So I have $f_n:[a,b] \rightarrow \mathbb{R}$ is continuous s.t. $f_n \rightarrow f$ uniformly on $[a,b]$. I need to show that $$ \lim_{n \rightarrow \infty} \int^b_a f_n = \int^b_a f$$
My attempt at doing that is:
If we have that $f$ is bounded, then by uniform convergence (where $\epsilon =1$) there exists a $n_0$ s.t. $$ |f_{n_0}(x) - f(x)| < 1$$ $\Rightarrow |f(x)| \leq |f_{n_0}|+1 < M$ for all $x \in [a,b]$ and some M.
In addition now let $\epsilon > 0$. By uniform convergence it must be true that there exists N such that $|f_n(x)-f(x)|<\epsilon$ for all $x \in [a,b]$ and all $n \geq N$.
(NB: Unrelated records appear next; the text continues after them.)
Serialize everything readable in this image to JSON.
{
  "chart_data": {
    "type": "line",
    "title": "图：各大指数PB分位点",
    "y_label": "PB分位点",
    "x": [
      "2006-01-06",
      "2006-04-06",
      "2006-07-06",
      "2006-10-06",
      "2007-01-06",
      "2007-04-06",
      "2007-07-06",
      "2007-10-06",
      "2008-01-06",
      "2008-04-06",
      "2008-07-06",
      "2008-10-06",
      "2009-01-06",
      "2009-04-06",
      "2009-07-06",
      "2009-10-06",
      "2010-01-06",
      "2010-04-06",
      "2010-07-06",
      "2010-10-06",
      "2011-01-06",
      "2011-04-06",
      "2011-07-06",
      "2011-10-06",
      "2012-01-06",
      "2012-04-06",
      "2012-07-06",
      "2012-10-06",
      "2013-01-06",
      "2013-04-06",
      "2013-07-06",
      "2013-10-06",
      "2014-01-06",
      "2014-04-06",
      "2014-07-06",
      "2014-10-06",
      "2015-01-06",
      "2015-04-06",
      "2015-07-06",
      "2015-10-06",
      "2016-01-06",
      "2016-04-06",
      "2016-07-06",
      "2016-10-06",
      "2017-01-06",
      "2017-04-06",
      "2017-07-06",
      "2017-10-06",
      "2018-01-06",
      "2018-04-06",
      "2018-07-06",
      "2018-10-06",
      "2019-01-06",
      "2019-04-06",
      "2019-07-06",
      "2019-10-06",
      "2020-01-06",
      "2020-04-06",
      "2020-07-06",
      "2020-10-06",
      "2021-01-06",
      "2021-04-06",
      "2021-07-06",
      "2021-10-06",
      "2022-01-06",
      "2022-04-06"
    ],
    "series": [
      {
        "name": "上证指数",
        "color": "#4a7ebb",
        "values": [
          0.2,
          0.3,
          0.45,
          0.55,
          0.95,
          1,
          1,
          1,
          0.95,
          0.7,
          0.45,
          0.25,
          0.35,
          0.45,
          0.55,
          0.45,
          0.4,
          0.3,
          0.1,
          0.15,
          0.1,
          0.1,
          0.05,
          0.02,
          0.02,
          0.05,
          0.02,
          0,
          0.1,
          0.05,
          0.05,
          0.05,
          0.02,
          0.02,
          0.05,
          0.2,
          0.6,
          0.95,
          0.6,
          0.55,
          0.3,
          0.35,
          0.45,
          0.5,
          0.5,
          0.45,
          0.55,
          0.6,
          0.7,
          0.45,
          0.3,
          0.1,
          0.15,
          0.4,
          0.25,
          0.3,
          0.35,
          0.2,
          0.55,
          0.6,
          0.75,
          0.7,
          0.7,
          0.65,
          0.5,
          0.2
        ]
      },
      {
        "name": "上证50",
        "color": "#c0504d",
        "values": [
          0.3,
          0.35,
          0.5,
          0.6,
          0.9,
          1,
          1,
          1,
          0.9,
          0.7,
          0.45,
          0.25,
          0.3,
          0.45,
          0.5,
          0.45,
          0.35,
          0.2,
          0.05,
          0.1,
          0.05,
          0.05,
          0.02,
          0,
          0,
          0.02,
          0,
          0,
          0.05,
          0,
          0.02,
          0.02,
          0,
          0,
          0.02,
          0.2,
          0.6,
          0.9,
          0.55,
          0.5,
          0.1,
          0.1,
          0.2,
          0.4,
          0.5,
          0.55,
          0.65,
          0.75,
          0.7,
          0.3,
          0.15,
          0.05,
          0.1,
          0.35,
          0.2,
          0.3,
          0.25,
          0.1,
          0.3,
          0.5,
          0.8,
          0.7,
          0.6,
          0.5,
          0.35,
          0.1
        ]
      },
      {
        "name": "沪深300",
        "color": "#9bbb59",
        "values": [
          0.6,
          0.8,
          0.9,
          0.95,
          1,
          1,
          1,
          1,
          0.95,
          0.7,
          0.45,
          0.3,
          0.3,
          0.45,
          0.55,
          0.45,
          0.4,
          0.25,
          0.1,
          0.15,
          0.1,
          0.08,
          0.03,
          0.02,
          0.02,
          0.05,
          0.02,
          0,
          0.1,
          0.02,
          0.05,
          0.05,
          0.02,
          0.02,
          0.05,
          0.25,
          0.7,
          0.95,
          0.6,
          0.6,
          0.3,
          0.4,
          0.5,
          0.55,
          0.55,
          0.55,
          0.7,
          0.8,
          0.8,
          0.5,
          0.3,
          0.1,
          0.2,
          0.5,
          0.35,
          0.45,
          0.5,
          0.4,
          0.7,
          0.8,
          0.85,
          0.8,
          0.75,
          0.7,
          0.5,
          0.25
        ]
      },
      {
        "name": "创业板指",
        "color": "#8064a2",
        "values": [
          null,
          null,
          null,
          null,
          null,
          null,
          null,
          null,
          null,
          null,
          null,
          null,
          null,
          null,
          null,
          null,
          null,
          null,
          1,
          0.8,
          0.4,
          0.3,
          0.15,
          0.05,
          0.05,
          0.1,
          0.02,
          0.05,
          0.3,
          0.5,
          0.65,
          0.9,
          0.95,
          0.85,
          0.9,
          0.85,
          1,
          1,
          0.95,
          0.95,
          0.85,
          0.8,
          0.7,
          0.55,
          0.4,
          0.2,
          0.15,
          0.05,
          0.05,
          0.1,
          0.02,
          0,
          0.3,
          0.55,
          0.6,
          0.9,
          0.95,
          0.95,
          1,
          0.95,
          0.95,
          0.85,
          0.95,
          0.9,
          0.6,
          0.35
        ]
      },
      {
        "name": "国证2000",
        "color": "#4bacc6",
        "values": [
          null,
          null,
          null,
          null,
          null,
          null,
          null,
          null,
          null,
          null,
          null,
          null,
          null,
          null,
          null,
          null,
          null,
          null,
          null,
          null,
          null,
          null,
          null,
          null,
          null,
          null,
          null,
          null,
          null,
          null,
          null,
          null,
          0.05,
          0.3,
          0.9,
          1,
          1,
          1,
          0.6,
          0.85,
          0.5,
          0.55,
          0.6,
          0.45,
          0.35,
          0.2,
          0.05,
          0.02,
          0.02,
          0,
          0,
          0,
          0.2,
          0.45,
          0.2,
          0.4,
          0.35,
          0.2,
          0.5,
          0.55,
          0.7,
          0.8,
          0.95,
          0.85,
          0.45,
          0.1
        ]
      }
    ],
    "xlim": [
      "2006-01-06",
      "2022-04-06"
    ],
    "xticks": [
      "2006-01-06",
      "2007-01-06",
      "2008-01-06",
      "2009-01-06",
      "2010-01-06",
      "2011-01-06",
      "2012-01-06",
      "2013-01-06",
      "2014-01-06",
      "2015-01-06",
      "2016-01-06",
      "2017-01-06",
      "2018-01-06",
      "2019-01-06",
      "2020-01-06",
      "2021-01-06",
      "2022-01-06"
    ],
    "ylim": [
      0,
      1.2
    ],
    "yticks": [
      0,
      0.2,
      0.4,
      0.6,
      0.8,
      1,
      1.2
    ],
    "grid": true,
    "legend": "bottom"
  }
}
We can then use Riemann's condition, my logic being that because $f_n$ is continuous then it also follows that it is integrable? If this is the case then there exists a dissection $D$ of $[a,b]$ s.t:
$U(f_n(D))-L(f_n(D)) < \epsilon(b-a)$
Which are the upper and lower sums of $f_n$ respectively. Now we can prove that $U(f(D))-L(f(D))$ is small too.
Since we know that $f \leq f_N + \epsilon$ it implies that $ \sup \ f[x_{i-1}, x_i] \leq \sup \ f_N[x_{i-1},x_i] + \epsilon$ $$\Rightarrow U(f(D))\leq L(f_n(D)) + \epsilon (b-a)$$ $$\Rightarrow U(f(D))\geq L(f_n(D)) - \epsilon (b-a)$$
Subtracting the two above inequalities results in $$U(f(D))-L(f(D)) < U(f_n(D))-L(f_n(D)) + 2\epsilon (b-a) \leq 3 \epsilon (b-a) $$
$\epsilon$ is arbitrary and therefore by Riemann's condition, $f$ is integrable.
Thus we can close our argument with: $$ \left| \int^b_a f - \int^b_a f_N\right| = \left|\int^b_a (f-f_N) \right| \leq \int^b_a |f-f_N| \leq \epsilon(b-a)$$
$\epsilon$ is arbitrary again so our result follows?
That is the proof I believe it to be but some of my classmates aren't convinced. Any help would be appreciated.